3 - Penyesalan Dan Harapan

4 1 0
                                    

Lionel, yang sebelumnya puas dengan penderitaan saudaranya, juga terkejut dengan perintah ayahandanya. "Ayahanda, mengapa kamu menghentikan hukuman itu? Edwin harus bertanggung jawab atas perbuatannya!"

Erlangga menatap Lionel dengan tajam,
"Lionel, aku menyadari bahwa hukuman ini terlalu berlebihan. Aku tidak boleh membiarkanmu atau siapapun menderita seperti ini. Kita harus menyelesaikan perbedaan kita dengan cara yang lebih baik."

Lionel merasa terkejut dan kecewa dengan keputusan ayahandanya. Namun, dia tidak berani melawan perintah Erlangga. "Baik, Ayahanda. Aku akan menghormati keputusanmu."

*Mungkin belum saatnya, mari bermain main terlebih dahulu dengan malaikat mautmu, kakak tercintaku.* Gumam Lionel dalam batin, di raut wajah datarnya ia tersenyum samar.

Erlangga mengangkat tangan untuk memberi isyarat agar algojo pergi. Suasana ruangan menjadi hening, hanya terdengar napas berat dan langkah langkah Erlangga yang mendekati Edwin yang tak sadar.

Erlangga menghampiri putranya dengan langkah hati-hati. Dia menatap wajah hingga tubuhnya putranya yang terluka dengan perasaan campuran antara kekhawatiran dan penyesalan. "Putraku, apa yang aku lakukan...?"

Erlangga berlutut di samping tubuh Edwin yang tergeletak lemah. Dia merasa perasaannya berkecamuk, konflik antara kekuasaan dan kasih sayang sebagai seorang ayah. "Pangeran, putraku... Maafkan ayahanda, sadarlah."

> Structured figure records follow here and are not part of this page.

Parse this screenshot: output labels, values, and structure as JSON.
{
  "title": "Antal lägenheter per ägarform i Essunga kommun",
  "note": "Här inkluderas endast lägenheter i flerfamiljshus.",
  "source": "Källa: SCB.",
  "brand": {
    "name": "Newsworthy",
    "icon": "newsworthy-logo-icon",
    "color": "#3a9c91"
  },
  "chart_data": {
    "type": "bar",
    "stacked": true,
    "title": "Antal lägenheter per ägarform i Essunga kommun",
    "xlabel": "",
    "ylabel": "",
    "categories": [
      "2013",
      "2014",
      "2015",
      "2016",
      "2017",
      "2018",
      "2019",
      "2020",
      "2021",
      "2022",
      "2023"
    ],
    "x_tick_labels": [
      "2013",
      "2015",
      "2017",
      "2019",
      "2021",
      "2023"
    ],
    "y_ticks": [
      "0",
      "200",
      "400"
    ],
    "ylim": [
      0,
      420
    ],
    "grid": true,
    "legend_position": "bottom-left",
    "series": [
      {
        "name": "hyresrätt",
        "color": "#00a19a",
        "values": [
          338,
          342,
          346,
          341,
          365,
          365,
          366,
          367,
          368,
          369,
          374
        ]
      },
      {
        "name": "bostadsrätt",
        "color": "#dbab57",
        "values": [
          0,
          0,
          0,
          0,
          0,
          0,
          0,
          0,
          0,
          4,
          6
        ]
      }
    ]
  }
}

Tetapi Edwin tetap tak sadarkan diri, tubuhnya lemah dan penuh luka yang bahkan bertambah setelah perkelahian tadi. Erlangga merasa sesak di dadanya. Dia meraih tangan Edwin dengan penuh penyesalan. "Putraku, buka matamu sekarang, ini perintah."

Erlangga memandang Edwin dengan penuh penyesalan. "Putraku, ayahanda minta maaf atas hukuman yang kau terima. Ayahanda akan mencari cara untuk memperbaiki kesalahan ini."

Sementara Edwin masih tak sadarkan diri, Erlangga berjanji dalam hati bahwa dia akan mencari keadilan bagi anaknya. Dia menyadari bahwa ambisi Lionel telah mempengaruhi keputusannya dan dia harus bertindak dengan bijaksana.

Erlangga segera membawa tubuh Edwin yang penuh luka menuju ke kamar dengan langkah hati-hati. Lionel, dengan wajah yang masih dipenuhi kemarahan, mengikuti mereka dengan tidak senang.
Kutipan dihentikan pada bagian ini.